In these examples, the output also includes the data type: ```dtype=int64```. By default, Python has the following data types:

- strings
- integer
- float
- boolean
- complex

NumPy also includes a number of additional data types (discussion of which is considered outside the scope of this notebook). 

```dtype=int64``` refers to the output containing 64-bit integers. This can be changed, as shown in the following example to output 8-bit integers:

In [5]:
rng.integers(0, 10, size=(5,5), dtype='int8')

array([[6, 6, 5, 4, 3],
       [3, 3, 0, 6, 9],
       [7, 1, 4, 1, 9],
       [2, 3, 0, 6, 9],
       [1, 0, 7, 5, 1]], dtype=int8)

### 2.2 Random

Numpy can be instructed to return random floats. For example:

In [6]:
rng.random()

0.6077853538880102

The size of output can be specified:

In [7]:
rng.random(size=(5,5))

array([[0.66144271, 0.4437287 , 0.4995154 , 0.04236275, 0.02528114],
       [0.66003798, 0.75972011, 0.96388489, 0.51441058, 0.89117385],
       [0.85844032, 0.06267047, 0.16959795, 0.34212149, 0.33118328],
       [0.88377426, 0.20316774, 0.14472201, 0.0479867 , 0.30182125],
       [0.35437978, 0.15782886, 0.02028821, 0.96269458, 0.50492993]])

To specify the low and high values the formula ```(b + a) * rng.random() + a``` can be used.
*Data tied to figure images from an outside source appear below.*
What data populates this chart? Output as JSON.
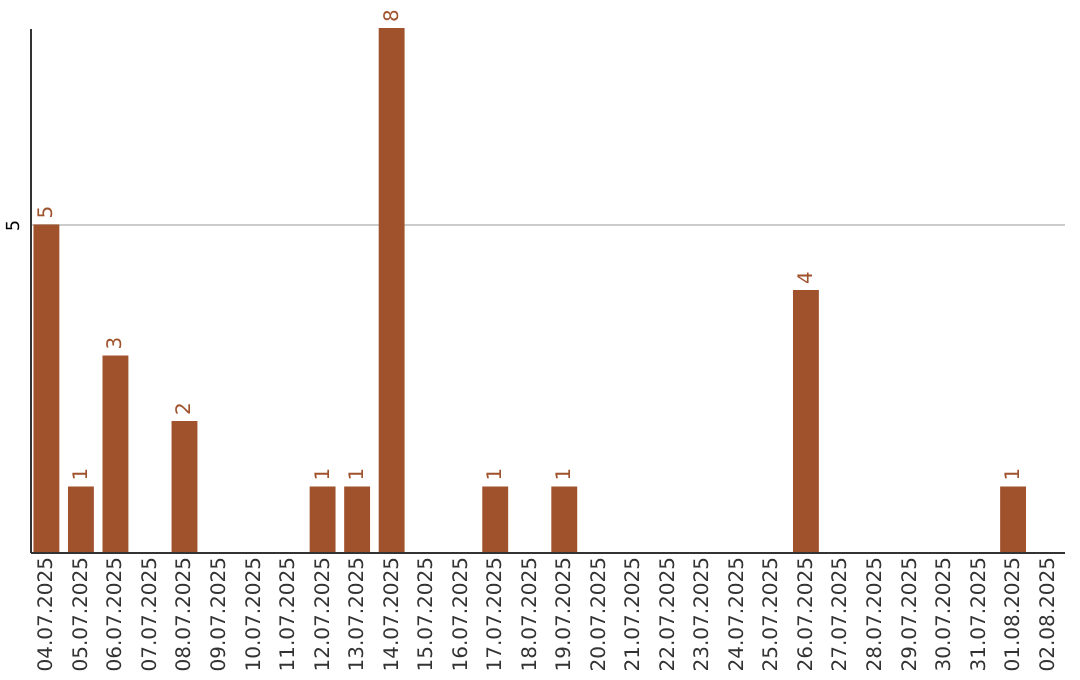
{
  "chart_data": {
    "type": "bar",
    "categories": [
      "04.07.2025",
      "05.07.2025",
      "06.07.2025",
      "07.07.2025",
      "08.07.2025",
      "09.07.2025",
      "10.07.2025",
      "11.07.2025",
      "12.07.2025",
      "13.07.2025",
      "14.07.2025",
      "15.07.2025",
      "16.07.2025",
      "17.07.2025",
      "18.07.2025",
      "19.07.2025",
      "20.07.2025",
      "21.07.2025",
      "22.07.2025",
      "23.07.2025",
      "24.07.2025",
      "25.07.2025",
      "26.07.2025",
      "27.07.2025",
      "28.07.2025",
      "29.07.2025",
      "30.07.2025",
      "31.07.2025",
      "01.08.2025",
      "02.08.2025"
    ],
    "values": [
      5,
      1,
      3,
      null,
      2,
      null,
      null,
      null,
      1,
      1,
      8,
      null,
      null,
      1,
      null,
      1,
      null,
      null,
      null,
      null,
      null,
      null,
      4,
      null,
      null,
      null,
      null,
      null,
      1,
      null
    ],
    "color": "#a0522d",
    "ylim": [
      0,
      8
    ],
    "yticks": [
      5
    ],
    "grid": "y",
    "data_labels": true
  }
}
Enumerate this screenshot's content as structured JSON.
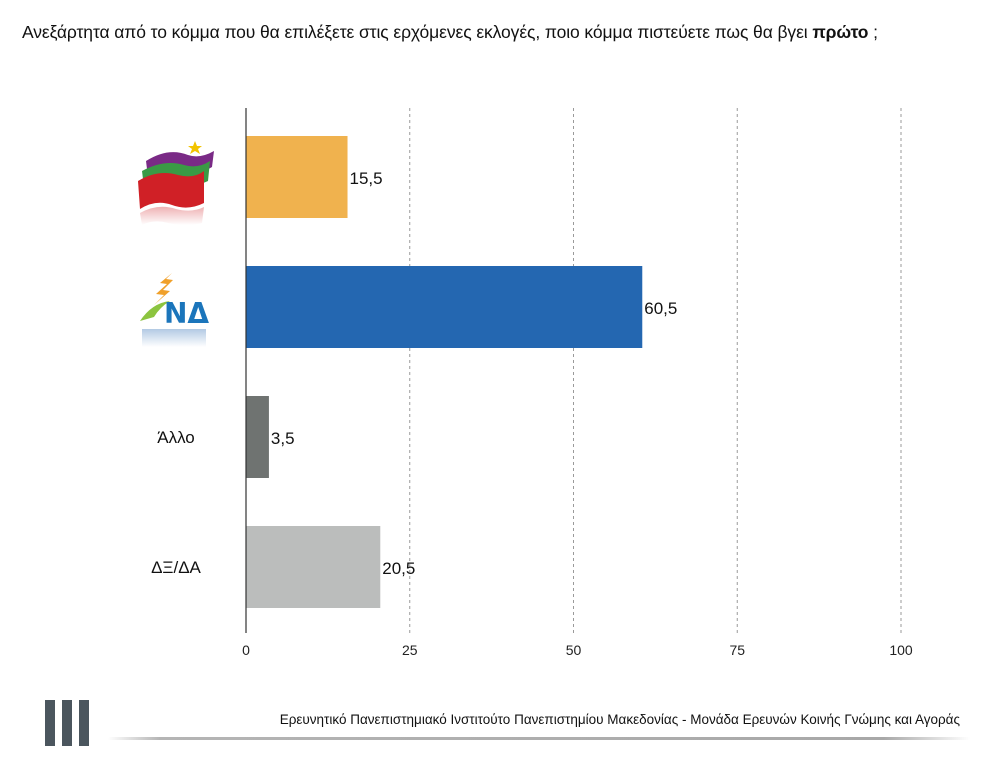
{
  "title": {
    "text_before": "Ανεξάρτητα από το κόμμα που θα επιλέξετε στις ερχόμενες εκλογές, ποιο κόμμα πιστεύετε πως θα βγει",
    "text_bold": "πρώτο",
    "text_after": ";"
  },
  "footer": {
    "text": "Ερευνητικό Πανεπιστημιακό Ινστιτούτο Πανεπιστημίου Μακεδονίας - Μονάδα Ερευνών Κοινής Γνώμης και Αγοράς"
  },
  "chart_data": {
    "type": "bar",
    "orientation": "horizontal",
    "title": "Ανεξάρτητα από το κόμμα που θα επιλέξετε στις ερχόμενες εκλογές, ποιο κόμμα πιστεύετε πως θα βγει πρώτο ;",
    "categories": [
      "ΣΥΡΙΖΑ",
      "ΝΔ",
      "Άλλο",
      "ΔΞ/ΔΑ"
    ],
    "category_display": [
      "syriza-logo",
      "nd-logo",
      "text",
      "text"
    ],
    "values": [
      15.5,
      60.5,
      3.5,
      20.5
    ],
    "value_labels": [
      "15,5",
      "60,5",
      "3,5",
      "20,5"
    ],
    "colors": [
      "#f0b24e",
      "#2467b1",
      "#6f7371",
      "#bbbdbc"
    ],
    "xlim": [
      0,
      100
    ],
    "xticks": [
      0,
      25,
      50,
      75,
      100
    ],
    "grid": "vertical dashed",
    "xlabel": "",
    "ylabel": "",
    "nd_logo_text": "ΝΔ"
  }
}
The following example outputs five floats between 0 (inclusive) and 3 (exclusive):

In [8]:
a = 0 #low value
b = 3 #high value
x = rng.random(size=(5,5)) 
y = (b + a) * x + a
y

array([[2.27754452, 2.90083096, 2.4026595 , 2.50986051, 2.89876873],
       [1.34466054, 2.99078935, 2.50572988, 2.43213927, 2.27474002],
       [1.16422693, 1.11276781, 2.08547288, 0.95200726, 0.63026066],
       [1.34411567, 2.62536374, 0.17526736, 2.00068051, 2.96874137],
       [1.8923185 , 1.96793243, 2.53089317, 0.14100413, 1.61222455]])

Or for negative numbers between 0 (inclusive) and -1 (exclusive):

In [9]:
a = 0 
b = -1 
x = rng.random(size=(5,5)) 
y = (b + a) * x + a
y

array([[-0.56361935, -0.67498039, -0.24817614, -0.22942476, -0.14097549],
       [-0.29755511, -0.33217776, -0.49322518, -0.72233856, -0.96066994],
       [-0.07774997, -0.47710621, -0.19716358, -0.44669992, -0.50939829],
       [-0.17615139, -0.84507969, -0.27061157, -0.41917947, -0.32920109],
       [-0.24288987, -0.49256671, -0.12696165, -0.6513335 , -0.24533599]])
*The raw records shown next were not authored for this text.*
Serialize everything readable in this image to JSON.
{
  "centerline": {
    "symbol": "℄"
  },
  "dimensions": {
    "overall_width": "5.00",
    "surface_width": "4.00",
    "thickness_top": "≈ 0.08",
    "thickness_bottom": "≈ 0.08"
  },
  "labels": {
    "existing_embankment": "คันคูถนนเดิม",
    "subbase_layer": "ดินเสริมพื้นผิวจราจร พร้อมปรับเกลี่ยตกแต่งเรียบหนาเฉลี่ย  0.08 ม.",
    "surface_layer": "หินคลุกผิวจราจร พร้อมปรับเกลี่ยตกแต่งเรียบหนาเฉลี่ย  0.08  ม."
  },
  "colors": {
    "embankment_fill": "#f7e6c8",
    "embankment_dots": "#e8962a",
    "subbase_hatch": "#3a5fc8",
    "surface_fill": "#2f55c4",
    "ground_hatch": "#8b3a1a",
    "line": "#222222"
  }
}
However, for negative numbers not including 0, the formula must be changed slightly. For example, for negative numbers between -1 (inclusive) and -2 (exclusive):

In [10]:
a = -1 
b = -2 
x = rng.random(size=(5,5))  
y = (b - a) * x + a
y

array([[-1.81782439, -1.33483268, -1.86214438, -1.45858131, -1.21313488],
       [-1.87329575, -1.55683132, -1.62156005, -1.39604088, -1.67015834],
       [-1.64824406, -1.92603566, -1.11738592, -1.5859914 , -1.12482276],
       [-1.47984266, -1.97254827, -1.75016506, -1.82262824, -1.39500361],
       [-1.52494556, -1.60321317, -1.70093937, -1.06024305, -1.48439278]])

### 2.3 Choice

### 2.4 Bytes

## 3. Permutations

The ```numpy.random``` package contains three methods for randomly permutating a sequence. These are discussed in this section. 

### 3.1 Shuffle

### 3.2 Permutation

### 3.3 Permuted

```numpy.random``` uses a seed to derive the initial state with a sequence of statistcally random numbers generated from this known starting point; the use of a known seed means that the the algorithm is repeatable. 

Therefore, the numbers generated are not completely random and are known as "pseudo-random numbers".